Escribe: El peregrino impertinente
Estaba en el Titicaca, el lago sagrado de los Incas, cercado por un grupo de turistas europeos. Nos acompañaba un guía local, con el que recorrimos los vericuetos de la famosa Isla del Sol, corazón de la región. Ahí estaba el tipo, hablándonos de lo maravilloso de su cultura, y de los misterios que rodean ese sitio magnífico. Movía las manos, con voz gutural. Su mirada, locuaz y penetrante, reflejaba su devoción por esta tierra de leyendas.
En eso llegamos hasta donde habían unas piedrotas gigantes. El guía levantó el brazo derecho y señalando a una de ellas dice: “Para nosotros, estas piedras son sagradas. Trátenlas con mucho cuidado ¡Son sagradas, les digo!”. Yo cuando escuché eso, en tal ambiente de misticismo, me hice la película. “Acá seguro que éste sacrifica a algún gringo y se lo ofrece a la Pachamama”, pensé. Ahí nomás saqué la cámara de fotos.
¿Y el tigre?
“Estas piedras son sagradas, ¡Respétenlas!”, insistió el viejo, y luego aclaró: “Esta grandota de acá tiene la forma de un tigre. Es una señal de los dioses”. La verdad es que los dioses tenían una imaginación bárbara, porque nadie veía nada. Unas suecas de la punta ladeaban la cabeza, buscando la figura. Pero no había caso.

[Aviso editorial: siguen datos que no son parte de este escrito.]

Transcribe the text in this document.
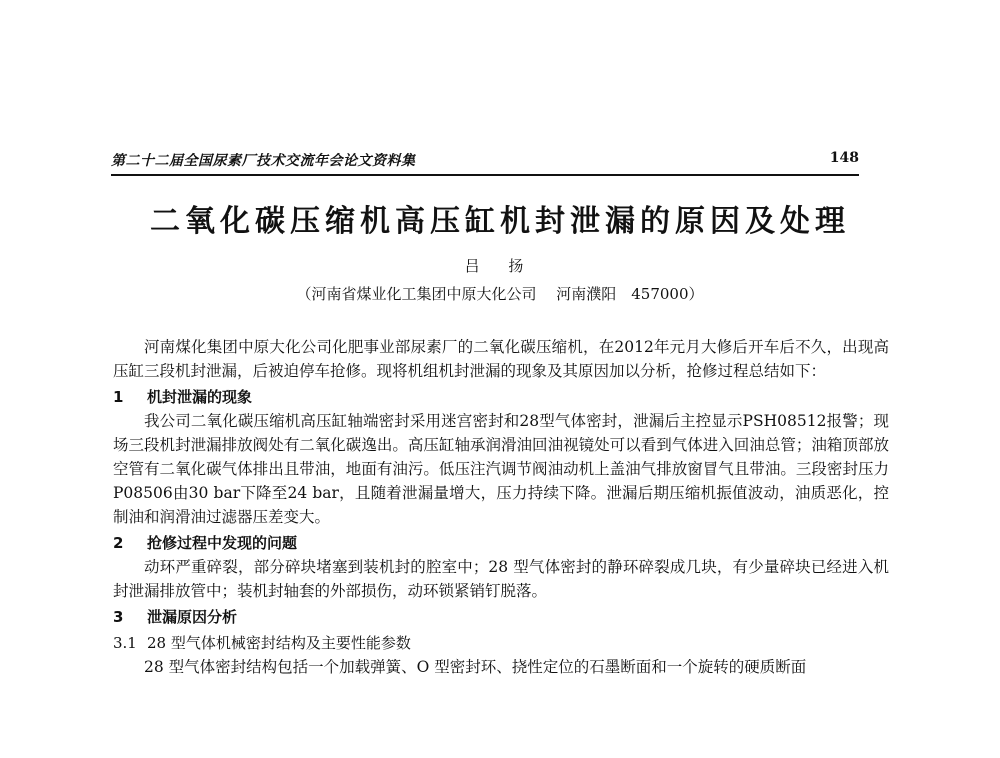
第二十二届全国尿素厂技术交流年会论文资料集	148
二氧化碳压缩机高压缸机封泄漏的原因及处理
吕 扬
（河南省煤业化工集团中原大化公司　 河南濮阳　457000）

河南煤化集团中原大化公司化肥事业部尿素厂的二氧化碳压缩机，在2012年元月大修后开车后不久，出现高压缸三段机封泄漏，后被迫停车抢修。现将机组机封泄漏的现象及其原因加以分析，抢修过程总结如下：

1 机封泄漏的现象

我公司二氧化碳压缩机高压缸轴端密封采用迷宫密封和28型气体密封，泄漏后主控显示PSH08512报警；现场三段机封泄漏排放阀处有二氧化碳逸出。高压缸轴承润滑油回油视镜处可以看到气体进入回油总管；油箱顶部放空管有二氧化碳气体排出且带油，地面有油污。低压注汽调节阀油动机上盖油气排放窗冒气且带油。三段密封压力P08506由30 bar下降至24 bar，且随着泄漏量增大，压力持续下降。泄漏后期压缩机振值波动，油质恶化，控制油和润滑油过滤器压差变大。

2 抢修过程中发现的问题

动环严重碎裂，部分碎块堵塞到装机封的腔室中；28 型气体密封的静环碎裂成几块，有少量碎块已经进入机封泄漏排放管中；装机封轴套的外部损伤，动环锁紧销钉脱落。

3 泄漏原因分析
3.1 28 型气体机械密封结构及主要性能参数

28 型气体密封结构包括一个加载弹簧、O 型密封环、挠性定位的石墨断面和一个旋转的硬质断面
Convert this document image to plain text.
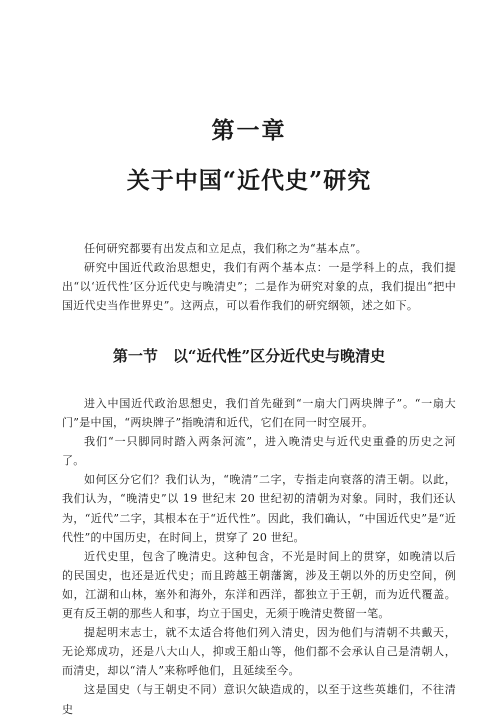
第一章
关于中国“近代史”研究

任何研究都要有出发点和立足点，我们称之为“基本点”。

研究中国近代政治思想史，我们有两个基本点：一是学科上的点，我们提出“以‘近代性’区分近代史与晚清史”；二是作为研究对象的点，我们提出“把中国近代史当作世界史”。这两点，可以看作我们的研究纲领，述之如下。

第一节　以“近代性”区分近代史与晚清史

进入中国近代政治思想史，我们首先碰到“一扇大门两块牌子”。“一扇大门”是中国，“两块牌子”指晚清和近代，它们在同一时空展开。

我们“一只脚同时踏入两条河流”，进入晚清史与近代史重叠的历史之河了。

如何区分它们？我们认为，“晚清”二字，专指走向衰落的清王朝。以此，我们认为，“晚清史”以 19 世纪末 20 世纪初的清朝为对象。同时，我们还认为，“近代”二字，其根本在于“近代性”。因此，我们确认，“中国近代史”是“近代性”的中国历史，在时间上，贯穿了 20 世纪。

近代史里，包含了晚清史。这种包含，不光是时间上的贯穿，如晚清以后的民国史，也还是近代史；而且跨越王朝藩篱，涉及王朝以外的历史空间，例如，江湖和山林，塞外和海外，东洋和西洋，都独立于王朝，而为近代覆盖。更有反王朝的那些人和事，均立于国史，无须于晚清史赘留一笔。

提起明末志士，就不太适合将他们列入清史，因为他们与清朝不共戴天，无论郑成功，还是八大山人，抑或王船山等，他们都不会承认自己是清朝人，而清史，却以“清人”来称呼他们，且延续至今。

这是国史（与王朝史不同）意识欠缺造成的，以至于这些英雄们，不往清史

Entonces el mozo intervino nuevamente: “¿Cómo, no la ven?”, preguntó. El auditorio se sinceró: “No”. Ahí fue cuando juntó unas rocas del suelo, y ¡pum! lanzándolas sobre la parte superior de la venerada piedra decía: “¿Ven? Ese es el ojo”. Luego otro piedrazo al extremo contrario ¡pum! “¿Ven? esa es la oreja”. Menos mal que eran piedras sagradas, que si no el guaso pintaba la cara del tigre con aerosol.
¿Cómo cambian las cosas no? Respeto por las tradiciones milenarias era el de antes.